Dugas uses tape to form an “internal brace” around the damaged ligament that will allow Hill to begin throwing in January, with a June target date for returning to MLB action, about half the recovery time of traditional Tommy John surgery. Hill said Dugas has been performing the procedure for six years and added that Seth Maness and Brandon Guyer are among the Major Leaguers who have had it.
Hill is unlikely to return to action until June, according to a report from WEEI’s Rob Bradford, who first reported the surgery.

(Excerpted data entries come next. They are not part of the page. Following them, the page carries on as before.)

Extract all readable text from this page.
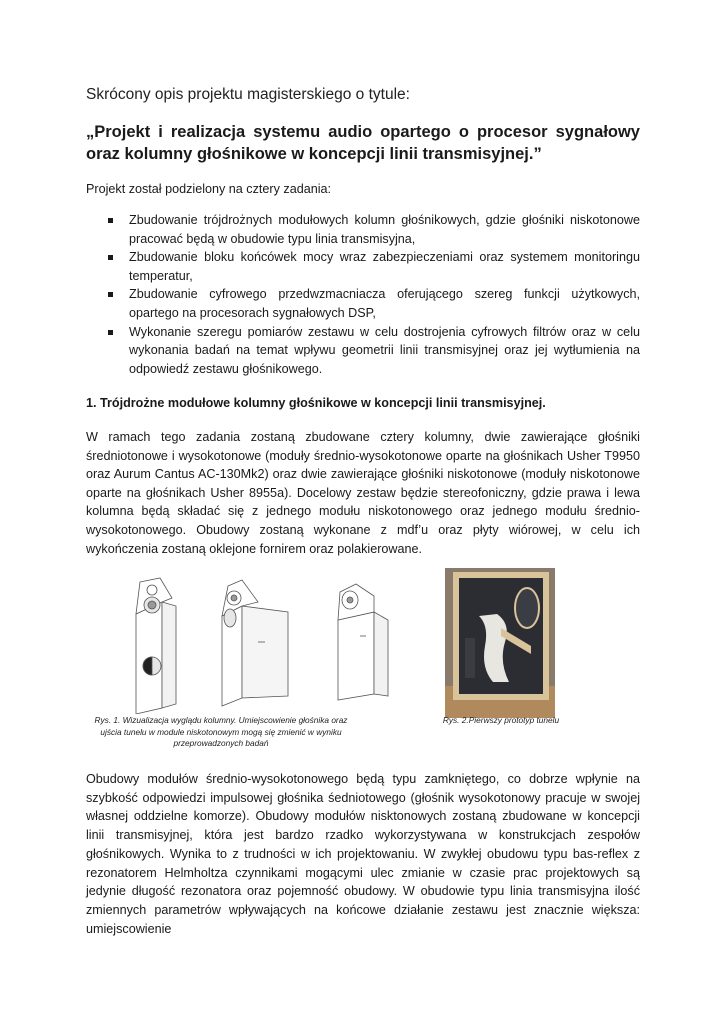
Skrócony opis projektu magisterskiego o tytule:
„Projekt i realizacja systemu audio opartego o procesor sygnałowy oraz kolumny głośnikowe w koncepcji linii transmisyjnej.”
Projekt został podzielony na cztery zadania:
Zbudowanie trójdrożnych modułowych kolumn głośnikowych, gdzie głośniki niskotonowe pracować będą w obudowie typu linia transmisyjna,
Zbudowanie bloku końcówek mocy wraz zabezpieczeniami oraz systemem monitoringu temperatur,
Zbudowanie cyfrowego przedwzmacniacza oferującego szereg funkcji użytkowych, opartego na procesorach sygnałowych DSP,
Wykonanie szeregu pomiarów zestawu w celu dostrojenia cyfrowych filtrów oraz w celu wykonania badań na temat wpływu geometrii linii transmisyjnej oraz jej wytłumienia na odpowiedź zestawu głośnikowego.
1. Trójdrożne modułowe kolumny głośnikowe w koncepcji linii transmisyjnej.
W ramach tego zadania zostaną zbudowane cztery kolumny, dwie zawierające głośniki średniotonowe i wysokotonowe (moduły średnio-wysokotonowe oparte na głośnikach Usher T9950 oraz Aurum Cantus AC-130Mk2) oraz dwie zawierające głośniki niskotonowe (moduły niskotonowe oparte na głośnikach Usher 8955a). Docelowy zestaw będzie stereofoniczny, gdzie prawa i lewa kolumna będą składać się z jednego modułu niskotonowego oraz jednego modułu średnio-wysokotonowego. Obudowy zostaną wykonane z mdf’u oraz płyty wiórowej, w celu ich wykończenia zostaną oklejone fornirem oraz polakierowane.
Rys. 1. Wizualizacja wyglądu kolumny. Umiejscowienie głośnika oraz ujścia tunelu w module niskotonowym mogą się zmienić w wyniku przeprowadzonych badań
Rys. 2.Pierwszy prototyp tunelu
Obudowy modułów średnio-wysokotonowego będą typu zamkniętego, co dobrze wpłynie na szybkość odpowiedzi impulsowej głośnika śedniotowego (głośnik wysokotonowy pracuje w swojej własnej oddzielne komorze). Obudowy modułów nisktonowych zostaną zbudowane w koncepcji linii transmisyjnej, która jest bardzo rzadko wykorzystywana w konstrukcjach zespołów głośnikowych. Wynika to z trudności w ich projektowaniu. W zwykłej obudowu typu bas-reflex z rezonatorem Helmholtza czynnikami mogącymi ulec zmianie w czasie prac projektowych są jedynie długość rezonatora oraz pojemność obudowy. W obudowie typu linia transmisyjna ilość zmiennych parametrów wpływających na końcowe działanie zestawu jest znacznie większa: umiejscowienie
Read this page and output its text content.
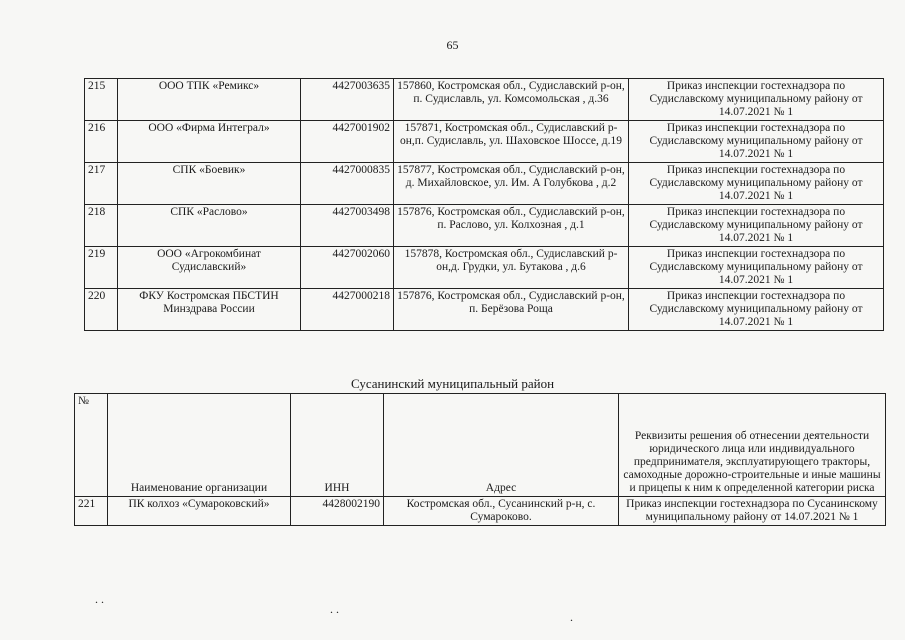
65
215	ООО ТПК «Ремикс»	4427003635	157860, Костромская обл., Судиславский р-он, п. Судиславль, ул. Комсомольская , д.36	Приказ инспекции гостехнадзора по Судиславскому муниципальному району от 14.07.2021 № 1
216	ООО «Фирма Интеграл»	4427001902	157871, Костромская обл., Судиславский р-он,п. Судиславль, ул. Шаховское Шоссе, д.19	Приказ инспекции гостехнадзора по Судиславскому муниципальному району от 14.07.2021 № 1
217	СПК «Боевик»	4427000835	157877, Костромская обл., Судиславский р-он, д. Михайловское, ул. Им. А Голубкова , д.2	Приказ инспекции гостехнадзора по Судиславскому муниципальному району от 14.07.2021 № 1
218	СПК «Раслово»	4427003498	157876, Костромская обл., Судиславский р-он, п. Раслово, ул. Колхозная , д.1	Приказ инспекции гостехнадзора по Судиславскому муниципальному району от 14.07.2021 № 1
219	ООО «Агрокомбинат Судиславский»	4427002060	157878, Костромская обл., Судиславский р-он,д. Грудки, ул. Бутакова , д.6	Приказ инспекции гостехнадзора по Судиславскому муниципальному району от 14.07.2021 № 1
220	ФКУ Костромская ПБСТИН Минздрава России	4427000218	157876, Костромская обл., Судиславский р-он, п. Берёзова Роща	Приказ инспекции гостехнадзора по Судиславскому муниципальному району от 14.07.2021 № 1
Сусанинский муниципальный район
№	Наименование организации	ИНН	Адрес	Реквизиты решения об отнесении деятельности юридического лица или индивидуального предпринимателя, эксплуатирующего тракторы, самоходные дорожно-строительные и иные машины и прицепы к ним к определенной категории риска
221	ПК колхоз «Сумароковский»	4428002190	Костромская обл., Сусанинский р-н, с. Сумароково.	Приказ инспекции гостехнадзора по Сусанинскому муниципальному району от 14.07.2021 № 1
. .
. .
.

But, the lefty said, 10 clubs -- including the Dodgers -- expressed interest in signing him at the recent General Managers Meetings.
“I’m 100 percent confident I’ll be back,” said Hill. “I’m looking forward to 2020. If I didn’t think I could come back and help win a championship, I wouldn’t have had the surgery. I can already tell a difference in the way I feel and haven’t picked up a ball, which will happen after the 1st of the year. I think this surgery could be at the forefront of something important moving forward with elbow injuries.”
Although Hill returned to action after three months of rehab, he admitted that he was in pain throughout his comeback. He suffered the injury in the first inning of a June 19 start against the Giants, and rehabbed the elbow (and a sore knee) to return in late September, convincing management he could take the ball in the postseason. He started Game 4 of the National League Division Series and lasted 2 2/3 innings, allowing one run but walking four in the Dodgers' 6-1 loss to the Nationals.
“It was kind of funky,” said Hill. “If it had been a complete tear, I couldn’t have pitched. As it was, it was sore. It would fill up with fluid after playing catch. It would settle down after a couple days and I could pitch and do it all over again.”
Hill's 2019 season, which began with a strained left knee, was typical in a rollercoaster career that has included 15 trips to the injured list and Tommy John surgery. The lefty has pitched for eight Major League teams, and he resuscitated his career in independent ball.
When not sidelined by elbow, knee and blister problems, Hill has been a late-30s marvel with the Dodgers, going 30-16 with a 3.16 ERA in 69 games, all but one of them starts.
Hill made 11 additional postseason starts for the Dodgers, including the club's ill-fated Game 4 in the 2018 World Series. Hill had a one-hitter through 6 1/3 innings when he came out of the game after an apparent communication mixup with manager Dave Roberts, and the bullpen imploded in a 9-6 loss.